The point of school / university is to teach you how to think and program so it's different from commercial work (where you want to speed up things). So yes, I would force my students to write code by hand without any shortcuts, there will be time to use copilot or gpt ;)
hacb|2 years ago
That's why those assessments are tailored to be done at home, and then they send me an archive or a Git repo link.
MrVandemar|2 years ago
So, one way to approach it would be to set the students to solve a task, say, one of the sorting algorithms. They can do this however they like.
Then in class you get them to write the same algorithm for a slightly different application thus (a) re-inforcing the algorithm, (b) demonstrating more than one application, and (c) pinpointing people who copied and pasted code without understanding and internalising the code.
Our 'C' teacher used to do this all the time (even before the internet) and when we got into exams, we did extremely well on them because we were copying out algorithms we knew off by heart and applying them to the exam questions.
b112|2 years ago
If the code doesn't work, it means they (as you said), didn't understand what they copy and pasted.

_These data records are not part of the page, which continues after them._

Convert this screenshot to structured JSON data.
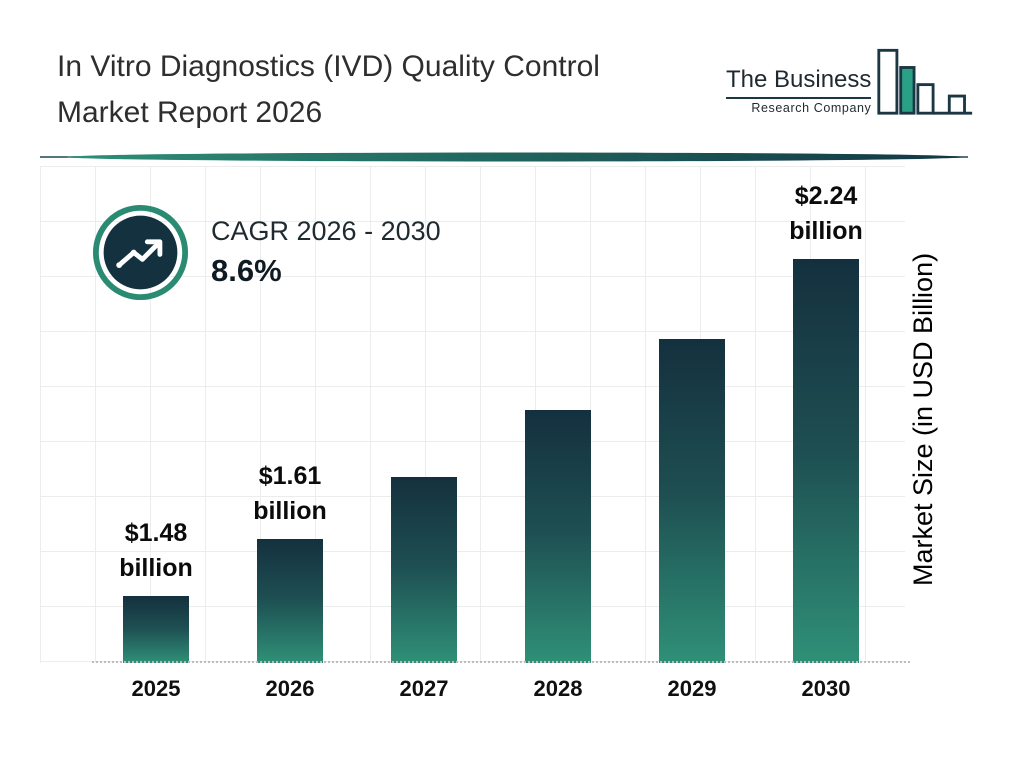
{
  "header": {
    "title_line1": "In Vitro Diagnostics (IVD) Quality Control",
    "title_line2": "Market Report 2026",
    "logo": {
      "name_line": "The Business",
      "subtitle_line": "Research Company"
    }
  },
  "cagr_badge": {
    "label": "CAGR 2026 - 2030",
    "value": "8.6%"
  },
  "chart_data": {
    "type": "bar",
    "title": "In Vitro Diagnostics (IVD) Quality Control Market Report 2026",
    "categories": [
      "2025",
      "2026",
      "2027",
      "2028",
      "2029",
      "2030"
    ],
    "values": [
      1.48,
      1.61,
      1.75,
      1.9,
      2.06,
      2.24
    ],
    "unit": "USD Billion",
    "bar_labels": [
      {
        "value": "$1.48",
        "unit": "billion"
      },
      {
        "value": "$1.61",
        "unit": "billion"
      },
      null,
      null,
      null,
      {
        "value": "$2.24",
        "unit": "billion"
      }
    ],
    "xlabel": "",
    "ylabel": "Market Size (in USD Billion)",
    "ylim": [
      1.33,
      2.45
    ],
    "grid": true,
    "legend": false,
    "colors": {
      "bar_gradient_top": "#14303e",
      "bar_gradient_bottom": "#2f9077",
      "accent_teal": "#2a8a72",
      "badge_fill": "#13313f",
      "grid_line": "#ececec"
    }
  }
}
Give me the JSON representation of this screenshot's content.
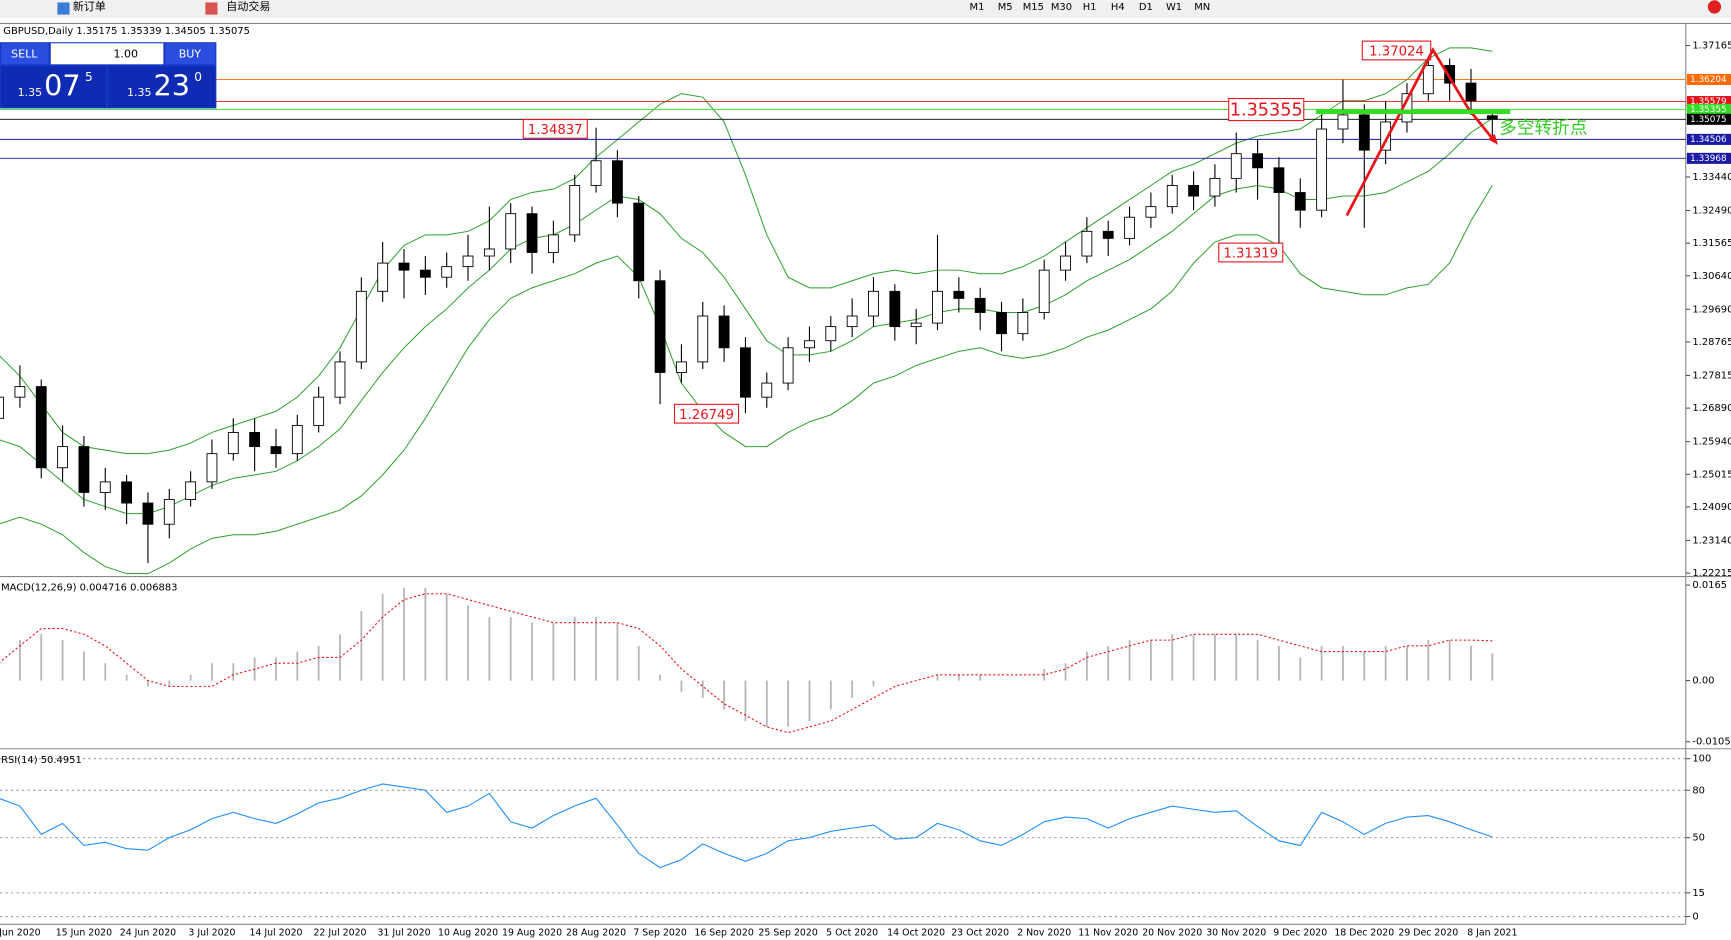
{
  "toolbar": {
    "new_order": "新订单",
    "auto_trade": "自动交易",
    "timeframes": [
      "M1",
      "M5",
      "M15",
      "M30",
      "H1",
      "H4",
      "D1",
      "W1",
      "MN"
    ]
  },
  "trade_panel": {
    "sell": "SELL",
    "buy": "BUY",
    "lots": "1.00",
    "bid": {
      "big": "1.35",
      "pips": "07",
      "frac": "5"
    },
    "ask": {
      "big": "1.35",
      "pips": "23",
      "frac": "0"
    }
  },
  "chart_data": [
    {
      "type": "candlestick",
      "title": "GBPUSD,Daily 1.35175 1.35339 1.34505 1.35075",
      "categories": [
        null,
        "Jun 2020",
        null,
        null,
        "15 Jun 2020",
        null,
        null,
        "24 Jun 2020",
        null,
        null,
        "3 Jul 2020",
        null,
        null,
        "14 Jul 2020",
        null,
        null,
        "22 Jul 2020",
        null,
        null,
        "31 Jul 2020",
        null,
        null,
        "10 Aug 2020",
        null,
        null,
        "19 Aug 2020",
        null,
        null,
        "28 Aug 2020",
        null,
        null,
        "7 Sep 2020",
        null,
        null,
        "16 Sep 2020",
        null,
        null,
        "25 Sep 2020",
        null,
        null,
        "5 Oct 2020",
        null,
        null,
        "14 Oct 2020",
        null,
        null,
        "23 Oct 2020",
        null,
        null,
        "2 Nov 2020",
        null,
        null,
        "11 Nov 2020",
        null,
        null,
        "20 Nov 2020",
        null,
        null,
        "30 Nov 2020",
        null,
        null,
        "9 Dec 2020",
        null,
        null,
        "18 Dec 2020",
        null,
        null,
        "29 Dec 2020",
        null,
        null,
        "8 Jan 2021"
      ],
      "ohlc": [
        [
          1.266,
          1.276,
          1.264,
          1.272
        ],
        [
          1.272,
          1.281,
          1.269,
          1.275
        ],
        [
          1.275,
          1.277,
          1.249,
          1.252
        ],
        [
          1.252,
          1.264,
          1.248,
          1.258
        ],
        [
          1.258,
          1.261,
          1.241,
          1.245
        ],
        [
          1.245,
          1.252,
          1.24,
          1.248
        ],
        [
          1.248,
          1.25,
          1.236,
          1.242
        ],
        [
          1.242,
          1.245,
          1.225,
          1.236
        ],
        [
          1.236,
          1.246,
          1.232,
          1.243
        ],
        [
          1.243,
          1.251,
          1.241,
          1.248
        ],
        [
          1.248,
          1.26,
          1.246,
          1.256
        ],
        [
          1.256,
          1.266,
          1.254,
          1.262
        ],
        [
          1.262,
          1.266,
          1.251,
          1.258
        ],
        [
          1.258,
          1.263,
          1.252,
          1.256
        ],
        [
          1.256,
          1.267,
          1.254,
          1.264
        ],
        [
          1.264,
          1.275,
          1.262,
          1.272
        ],
        [
          1.272,
          1.285,
          1.27,
          1.282
        ],
        [
          1.282,
          1.306,
          1.28,
          1.302
        ],
        [
          1.302,
          1.316,
          1.299,
          1.31
        ],
        [
          1.31,
          1.314,
          1.3,
          1.308
        ],
        [
          1.308,
          1.312,
          1.301,
          1.306
        ],
        [
          1.306,
          1.313,
          1.303,
          1.309
        ],
        [
          1.309,
          1.318,
          1.305,
          1.312
        ],
        [
          1.312,
          1.326,
          1.308,
          1.314
        ],
        [
          1.314,
          1.327,
          1.31,
          1.324
        ],
        [
          1.324,
          1.326,
          1.307,
          1.313
        ],
        [
          1.313,
          1.322,
          1.31,
          1.318
        ],
        [
          1.318,
          1.335,
          1.316,
          1.332
        ],
        [
          1.332,
          1.34837,
          1.33,
          1.339
        ],
        [
          1.339,
          1.342,
          1.323,
          1.327
        ],
        [
          1.327,
          1.329,
          1.3,
          1.305
        ],
        [
          1.305,
          1.308,
          1.27,
          1.279
        ],
        [
          1.279,
          1.287,
          1.276,
          1.282
        ],
        [
          1.282,
          1.299,
          1.28,
          1.295
        ],
        [
          1.295,
          1.298,
          1.282,
          1.286
        ],
        [
          1.286,
          1.289,
          1.26749,
          1.272
        ],
        [
          1.272,
          1.279,
          1.269,
          1.276
        ],
        [
          1.276,
          1.289,
          1.274,
          1.286
        ],
        [
          1.286,
          1.292,
          1.282,
          1.288
        ],
        [
          1.288,
          1.295,
          1.285,
          1.292
        ],
        [
          1.292,
          1.3,
          1.289,
          1.295
        ],
        [
          1.295,
          1.306,
          1.292,
          1.302
        ],
        [
          1.302,
          1.304,
          1.288,
          1.292
        ],
        [
          1.292,
          1.297,
          1.287,
          1.293
        ],
        [
          1.293,
          1.318,
          1.291,
          1.302
        ],
        [
          1.302,
          1.306,
          1.296,
          1.3
        ],
        [
          1.3,
          1.303,
          1.291,
          1.296
        ],
        [
          1.296,
          1.299,
          1.285,
          1.29
        ],
        [
          1.29,
          1.3,
          1.288,
          1.296
        ],
        [
          1.296,
          1.311,
          1.294,
          1.308
        ],
        [
          1.308,
          1.316,
          1.305,
          1.312
        ],
        [
          1.312,
          1.323,
          1.31,
          1.319
        ],
        [
          1.319,
          1.322,
          1.312,
          1.317
        ],
        [
          1.317,
          1.326,
          1.315,
          1.323
        ],
        [
          1.323,
          1.33,
          1.32,
          1.326
        ],
        [
          1.326,
          1.335,
          1.324,
          1.332
        ],
        [
          1.332,
          1.336,
          1.325,
          1.329
        ],
        [
          1.329,
          1.338,
          1.326,
          1.334
        ],
        [
          1.334,
          1.347,
          1.33,
          1.341
        ],
        [
          1.341,
          1.345,
          1.328,
          1.337
        ],
        [
          1.337,
          1.34,
          1.31319,
          1.33
        ],
        [
          1.33,
          1.334,
          1.32,
          1.325
        ],
        [
          1.325,
          1.352,
          1.323,
          1.348
        ],
        [
          1.348,
          1.362,
          1.344,
          1.352
        ],
        [
          1.352,
          1.355,
          1.32,
          1.342
        ],
        [
          1.342,
          1.356,
          1.338,
          1.35
        ],
        [
          1.35,
          1.361,
          1.347,
          1.358
        ],
        [
          1.358,
          1.37024,
          1.356,
          1.366
        ],
        [
          1.366,
          1.368,
          1.356,
          1.361
        ],
        [
          1.361,
          1.365,
          1.352,
          1.356
        ],
        [
          1.35175,
          1.35339,
          1.34505,
          1.35075
        ]
      ],
      "bands": {
        "color": "#2ca02c",
        "upper": [
          1.284,
          1.278,
          1.27,
          1.262,
          1.258,
          1.257,
          1.256,
          1.256,
          1.257,
          1.259,
          1.262,
          1.264,
          1.266,
          1.268,
          1.272,
          1.278,
          1.286,
          1.297,
          1.308,
          1.315,
          1.318,
          1.318,
          1.319,
          1.322,
          1.328,
          1.33,
          1.331,
          1.334,
          1.34,
          1.345,
          1.35,
          1.355,
          1.358,
          1.357,
          1.35,
          1.335,
          1.318,
          1.306,
          1.303,
          1.303,
          1.305,
          1.307,
          1.308,
          1.307,
          1.308,
          1.308,
          1.307,
          1.307,
          1.309,
          1.312,
          1.316,
          1.32,
          1.324,
          1.328,
          1.332,
          1.336,
          1.338,
          1.341,
          1.344,
          1.346,
          1.347,
          1.348,
          1.352,
          1.356,
          1.356,
          1.358,
          1.362,
          1.368,
          1.371,
          1.371,
          1.37
        ],
        "middle": [
          1.26,
          1.258,
          1.253,
          1.248,
          1.243,
          1.241,
          1.239,
          1.239,
          1.241,
          1.244,
          1.247,
          1.249,
          1.25,
          1.251,
          1.254,
          1.258,
          1.263,
          1.271,
          1.279,
          1.286,
          1.292,
          1.297,
          1.303,
          1.308,
          1.314,
          1.317,
          1.318,
          1.321,
          1.325,
          1.329,
          1.328,
          1.324,
          1.317,
          1.313,
          1.306,
          1.297,
          1.288,
          1.284,
          1.284,
          1.285,
          1.288,
          1.292,
          1.293,
          1.294,
          1.296,
          1.297,
          1.297,
          1.296,
          1.296,
          1.298,
          1.301,
          1.305,
          1.308,
          1.311,
          1.315,
          1.319,
          1.324,
          1.329,
          1.331,
          1.332,
          1.331,
          1.328,
          1.328,
          1.329,
          1.329,
          1.33,
          1.333,
          1.336,
          1.341,
          1.347,
          1.351
        ],
        "lower": [
          1.236,
          1.238,
          1.236,
          1.233,
          1.228,
          1.224,
          1.222,
          1.222,
          1.225,
          1.229,
          1.232,
          1.233,
          1.233,
          1.234,
          1.236,
          1.238,
          1.24,
          1.244,
          1.25,
          1.257,
          1.266,
          1.276,
          1.286,
          1.294,
          1.3,
          1.303,
          1.305,
          1.307,
          1.31,
          1.312,
          1.306,
          1.292,
          1.276,
          1.268,
          1.262,
          1.258,
          1.258,
          1.262,
          1.265,
          1.267,
          1.271,
          1.276,
          1.278,
          1.281,
          1.283,
          1.285,
          1.286,
          1.284,
          1.283,
          1.284,
          1.286,
          1.289,
          1.291,
          1.294,
          1.297,
          1.302,
          1.31,
          1.316,
          1.318,
          1.318,
          1.315,
          1.307,
          1.303,
          1.302,
          1.301,
          1.301,
          1.303,
          1.304,
          1.31,
          1.322,
          1.332
        ]
      },
      "levels": [
        {
          "value": 1.36204,
          "color": "#ff6a00"
        },
        {
          "value": 1.35579,
          "color": "#e8141c"
        },
        {
          "value": 1.35355,
          "color": "#33dd22"
        },
        {
          "value": 1.35075,
          "color": "#000000"
        },
        {
          "value": 1.34506,
          "color": "#1a1aa6"
        },
        {
          "value": 1.33968,
          "color": "#1a1aa6"
        }
      ],
      "annotations": [
        "1.37024",
        "1.35355",
        "1.34837",
        "1.31319",
        "1.26749",
        "多空转折点"
      ],
      "ylim": [
        1.2218,
        1.3776
      ],
      "yticks": [
        1.37165,
        {
          "value": 1.3344,
          "label": "1.33440"
        },
        {
          "value": 1.3249,
          "label": "1.32490"
        },
        1.31565,
        {
          "value": 1.3064,
          "label": "1.30640"
        },
        {
          "value": 1.2969,
          "label": "1.29690"
        },
        1.28765,
        1.27815,
        {
          "value": 1.2689,
          "label": "1.26890"
        },
        {
          "value": 1.2594,
          "label": "1.25940"
        },
        1.25015,
        {
          "value": 1.2409,
          "label": "1.24090"
        },
        {
          "value": 1.2314,
          "label": "1.23140"
        },
        1.22215
      ],
      "grid": false
    },
    {
      "type": "macd",
      "title": "MACD(12,26,9) 0.004716 0.006883",
      "histogram": {
        "color": "#b4b4b4",
        "values": [
          0.006,
          0.007,
          0.008,
          0.007,
          0.005,
          0.003,
          0.001,
          -0.001,
          -0.001,
          0.001,
          0.003,
          0.003,
          0.004,
          0.004,
          0.005,
          0.006,
          0.008,
          0.012,
          0.015,
          0.016,
          0.016,
          0.015,
          0.013,
          0.011,
          0.011,
          0.01,
          0.01,
          0.011,
          0.011,
          0.01,
          0.006,
          0.001,
          -0.002,
          -0.003,
          -0.005,
          -0.007,
          -0.008,
          -0.008,
          -0.007,
          -0.005,
          -0.003,
          -0.001,
          0.0,
          0.0,
          0.001,
          0.001,
          0.001,
          0.0,
          0.0,
          0.002,
          0.003,
          0.005,
          0.006,
          0.007,
          0.007,
          0.008,
          0.008,
          0.008,
          0.008,
          0.007,
          0.006,
          0.004,
          0.006,
          0.006,
          0.005,
          0.006,
          0.006,
          0.007,
          0.007,
          0.006,
          0.004716
        ]
      },
      "signal": {
        "color": "#e8141c",
        "values": [
          0.003,
          0.006,
          0.009,
          0.009,
          0.008,
          0.006,
          0.003,
          0.0,
          -0.001,
          -0.001,
          -0.001,
          0.001,
          0.002,
          0.003,
          0.003,
          0.004,
          0.004,
          0.007,
          0.011,
          0.014,
          0.015,
          0.015,
          0.014,
          0.013,
          0.012,
          0.011,
          0.01,
          0.01,
          0.01,
          0.01,
          0.009,
          0.006,
          0.002,
          -0.001,
          -0.004,
          -0.006,
          -0.008,
          -0.009,
          -0.008,
          -0.007,
          -0.005,
          -0.003,
          -0.001,
          0.0,
          0.001,
          0.001,
          0.001,
          0.001,
          0.001,
          0.001,
          0.002,
          0.004,
          0.005,
          0.006,
          0.007,
          0.007,
          0.008,
          0.008,
          0.008,
          0.008,
          0.007,
          0.006,
          0.005,
          0.005,
          0.005,
          0.005,
          0.006,
          0.006,
          0.007,
          0.007,
          0.006883
        ]
      },
      "ylim": [
        -0.0114,
        0.0176
      ],
      "yticks": [
        0.0165,
        {
          "value": 0,
          "label": "0.00"
        },
        -0.010571
      ],
      "grid": false
    },
    {
      "type": "rsi",
      "title": "RSI(14) 50.4951",
      "color": "#1e90ff",
      "values": [
        75,
        70,
        52,
        59,
        45,
        47,
        43,
        42,
        50,
        55,
        62,
        66,
        62,
        59,
        65,
        72,
        75,
        80,
        84,
        82,
        80,
        66,
        70,
        78,
        60,
        56,
        64,
        70,
        75,
        58,
        40,
        31,
        36,
        46,
        40,
        35,
        40,
        48,
        50,
        54,
        56,
        58,
        49,
        50,
        59,
        55,
        48,
        45,
        52,
        60,
        63,
        62,
        56,
        62,
        66,
        70,
        68,
        66,
        67,
        57,
        48,
        45,
        66,
        60,
        52,
        59,
        63,
        64,
        60,
        55,
        50.4951
      ],
      "ylim": [
        -4.2,
        104.9
      ],
      "yticks": [
        100,
        80,
        50,
        15,
        0
      ],
      "grid": true
    }
  ]
}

And as the whole point is to demonstrate learning, understanding, it is valid to mark such things as failures of that.
And this matches real world expectations too.
If there is any way you can tilt assignments to better demonstrate understanding, that's a win.
Hmm.
You could try to break up responses. By that I mean, have a dozen short coding exercises, but then tie them all together.
EG In the end, one bit of code to call the api/functions of the rest?
It might help break AI responses a bit.